Hier zijn de veelschrijvers (Van den Panhuyse rechts) in actie bij de bereiding van hun spionage-intriges en koude-oorlogsschotels:




dinsdag 10 december 2019

Ondertussen, in de vrouwengevangenis


I.
Zeg, wat hebben we hier?


Anne Libert in ‘Quartier de femmes’, onzedig drama over een vrouwengevangenis, uit begin jaren zeventig. Laten we zeggen: niet het soort film waaruit Jo Röpcke (Vlaanderen) of Bob Bouma (Nederland) fragmenten sprokkelden voor hun televisieprogramma’s.


II.
Ook de vader van Anne Libert zat ooit achter de tralies:


Tekening die Hergé voor zijn vastgezette vriend Jean Libert maakte. In de processie herkennen we Edgar P. Jacobs en Jacques Van Melkebeke.

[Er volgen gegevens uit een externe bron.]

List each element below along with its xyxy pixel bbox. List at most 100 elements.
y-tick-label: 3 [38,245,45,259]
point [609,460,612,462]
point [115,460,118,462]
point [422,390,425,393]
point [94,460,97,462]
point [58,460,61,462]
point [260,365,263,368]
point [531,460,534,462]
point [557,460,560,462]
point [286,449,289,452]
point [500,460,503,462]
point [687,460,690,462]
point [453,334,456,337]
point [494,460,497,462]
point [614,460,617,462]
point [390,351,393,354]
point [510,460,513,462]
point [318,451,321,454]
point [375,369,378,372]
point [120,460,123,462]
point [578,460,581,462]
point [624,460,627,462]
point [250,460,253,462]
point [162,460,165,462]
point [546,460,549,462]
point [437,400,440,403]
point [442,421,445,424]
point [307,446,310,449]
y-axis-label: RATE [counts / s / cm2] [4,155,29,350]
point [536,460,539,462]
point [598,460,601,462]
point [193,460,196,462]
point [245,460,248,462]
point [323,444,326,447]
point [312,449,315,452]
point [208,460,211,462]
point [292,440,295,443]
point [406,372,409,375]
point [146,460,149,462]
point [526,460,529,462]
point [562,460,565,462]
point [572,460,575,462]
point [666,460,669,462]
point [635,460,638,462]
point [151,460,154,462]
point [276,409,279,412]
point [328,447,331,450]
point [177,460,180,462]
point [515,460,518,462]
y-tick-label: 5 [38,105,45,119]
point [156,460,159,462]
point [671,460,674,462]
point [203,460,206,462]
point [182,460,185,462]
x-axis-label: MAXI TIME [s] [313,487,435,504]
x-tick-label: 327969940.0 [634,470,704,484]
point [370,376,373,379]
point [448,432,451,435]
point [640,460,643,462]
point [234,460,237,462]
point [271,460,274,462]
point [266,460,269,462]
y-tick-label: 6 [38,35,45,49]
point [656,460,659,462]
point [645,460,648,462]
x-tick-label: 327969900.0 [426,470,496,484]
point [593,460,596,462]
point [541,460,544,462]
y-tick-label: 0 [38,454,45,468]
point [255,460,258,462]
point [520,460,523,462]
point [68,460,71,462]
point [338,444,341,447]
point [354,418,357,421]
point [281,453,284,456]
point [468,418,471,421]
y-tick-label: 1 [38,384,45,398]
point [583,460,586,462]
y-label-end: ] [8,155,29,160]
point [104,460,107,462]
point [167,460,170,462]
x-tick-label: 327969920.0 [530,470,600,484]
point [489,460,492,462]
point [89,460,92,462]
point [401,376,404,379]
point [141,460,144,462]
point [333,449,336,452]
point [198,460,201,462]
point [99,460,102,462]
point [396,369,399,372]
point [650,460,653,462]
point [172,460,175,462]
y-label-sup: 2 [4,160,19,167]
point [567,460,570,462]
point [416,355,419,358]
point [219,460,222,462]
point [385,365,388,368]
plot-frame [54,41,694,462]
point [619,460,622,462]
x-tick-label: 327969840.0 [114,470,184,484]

Libert, dichter en voormalig medewerker van de Petit Vingtième, publiceerde tijdens de oorlog in Duitsgezinde bladen en werd, net als Hergé, opgepakt voor collaboratie. Hij werd tot tien jaar veroordeeld en kwam na tweeënhalf jaar weer op vrije voeten.

De tekening staat in het dagboek dat de vrouw van Jean tussen 6 december 1943 en 14 maart 1946 bijhield. Afgelopen weekeinde werd het voor zestig mille afgehamerd op een veiling in Parijs.


III.
In het fenomenale naslagwerk ‘Wie is wie in de wereld van Hergé’ lezen we dat Hergé zijn naar Frankrijk vertrokken vriend aanbood om ‘iets’ te gaan doen voor zijn Studios. Libert sloeg het aanbod af en ging, onder het pseudoniem Paul Kenny, misdaadromans schrijven. Dat linkt hem zomaar aan de beste ontwerper van boekomslagen die ons land heeft gekend:



IV.
In het geveilde dagboek staat tevens een brief die Hergé aan het dochtertje van Jean Libert richt. We krijgen een aardig inkijkje in zijn onnavolgbare sentimenten:

‘Je moeder vroeg me om iets voor je te tekenen in dit dagboekje. Ik had ook graag een paar woorden willen zeggen. Maar ik kan niet goed met de woorden omgaan. Ik zal je toch een paar dingen vertellen.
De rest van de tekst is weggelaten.